Francesco Fourneau, vraie explication pour fausse punition

Par Aurélien Bayard publié le 29 Oct 2020

En trois actes Francesco Fourneau est devenu LE véritable protagoniste de la rencontre Crotone-Juventus. Il a commencé par accorder un penalty aux Calabrais, puis a expulsé Chiesa pour enfin refuser un but de Morata en position de hors-jeu. Malgré ces trois bonnes décisions, l’homme en noir s’est retrouvé sur les prés de Serie B la semaine suivante. Suite à cela, une polémique est née…

Icone malgré lui

Le coup de sifflet final a à peine retenti dans le stade Ezio-Scida que Francesco Fourneau devient un « meme ». A la patrie des « anti-juve » reconnaissant, il met du baume au cœur sur toutes les « mano di Sandro » non sifflées et des penaltys cadeaux. L’arbitre aux origines françaises accède donc au rang d’idole dont la photo pourrait être glissée soigneusement dans tous les portefeuilles.

Mais ce n’est pas tout. Les réseaux sociaux – dont la bêtise est souvent raillée – prennent peur et craignent pour la suite de sa carrière. Ils organisent des campagnes de protection afin d’éviter toutes représailles sportives qui pourraient nuire à son évolution professionnelle. Car, à vrai dire, Fourneau est amené à devenir un incontournable de la Serie A.

Primavera, Serie C, Serie B, l’homme en noir gravit les échelons en laissant toujours derrière lui le sentiment du travail accompli. La Commission nationale des Arbitres le récompense en lui laissant arbitrer un Juventus-Sampdoria décisif pour l’attribution du scudetto ainsi que la finale des play-offs de Serie B entre Frosinone et La Spezia. Alors pourquoi autant de considérations si c’est pour le rétrograder ensuite ?

Polémique en carton

La réponse est simple, il n’y a eu aucune rétrogradation.
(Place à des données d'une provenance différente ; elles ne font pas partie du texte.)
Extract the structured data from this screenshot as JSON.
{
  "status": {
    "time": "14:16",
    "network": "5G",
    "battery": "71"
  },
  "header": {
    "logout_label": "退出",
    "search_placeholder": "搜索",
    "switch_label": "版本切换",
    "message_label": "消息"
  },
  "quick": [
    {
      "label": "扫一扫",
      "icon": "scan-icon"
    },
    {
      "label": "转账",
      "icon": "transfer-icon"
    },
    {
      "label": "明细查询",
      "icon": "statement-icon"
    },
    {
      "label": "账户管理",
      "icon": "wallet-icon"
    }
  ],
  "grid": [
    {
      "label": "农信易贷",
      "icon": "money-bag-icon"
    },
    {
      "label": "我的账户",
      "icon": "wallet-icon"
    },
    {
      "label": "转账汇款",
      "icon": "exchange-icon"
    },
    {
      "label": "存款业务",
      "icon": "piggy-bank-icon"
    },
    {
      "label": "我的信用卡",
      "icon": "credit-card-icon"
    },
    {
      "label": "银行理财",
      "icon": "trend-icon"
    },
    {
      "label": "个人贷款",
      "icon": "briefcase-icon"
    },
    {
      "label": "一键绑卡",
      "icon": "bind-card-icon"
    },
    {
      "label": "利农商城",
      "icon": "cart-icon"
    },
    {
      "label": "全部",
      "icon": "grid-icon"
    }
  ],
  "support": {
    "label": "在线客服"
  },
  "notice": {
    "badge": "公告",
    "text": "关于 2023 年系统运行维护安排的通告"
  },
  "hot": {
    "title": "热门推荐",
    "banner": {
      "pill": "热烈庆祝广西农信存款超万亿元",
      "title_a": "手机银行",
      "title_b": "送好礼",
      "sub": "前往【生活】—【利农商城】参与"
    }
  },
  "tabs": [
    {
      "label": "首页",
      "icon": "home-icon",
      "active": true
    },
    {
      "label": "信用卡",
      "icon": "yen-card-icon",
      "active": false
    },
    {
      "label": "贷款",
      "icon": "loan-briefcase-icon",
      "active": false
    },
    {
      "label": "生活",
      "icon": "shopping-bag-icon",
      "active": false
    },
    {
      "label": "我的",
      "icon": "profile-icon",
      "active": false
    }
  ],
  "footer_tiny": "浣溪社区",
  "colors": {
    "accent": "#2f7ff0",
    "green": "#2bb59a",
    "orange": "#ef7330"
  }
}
Remontons 10 ans en arrière, lors de la saison 2009/2010. Deux commissions arbitrales sont créées – une pour la Serie A et une pour la Serie B – chacune désignant un arbitre pour les matchs de sa ligue.

En septembre 2020, Marcello Nicchi – président de l’Association Italienne des Arbitres – décide de fusionner ces deux commissions. Résultat des courses, 48 hommes en noir peuvent voguer entre élite et antichambre du football italien.

Nicchi voit plusieurs avantages dans cette réforme. Le premier, une inclusion progressive des arbitres novices pour les familiariser avec le haut niveau et la pression associée. Réciproquement, les sifflets les plus expérimentés peuvent prendre part à un match complexe de Serie B. Ce n’est donc pas un hasard si nous avons croisé Daniele Orsato lors du Monza-SPAL.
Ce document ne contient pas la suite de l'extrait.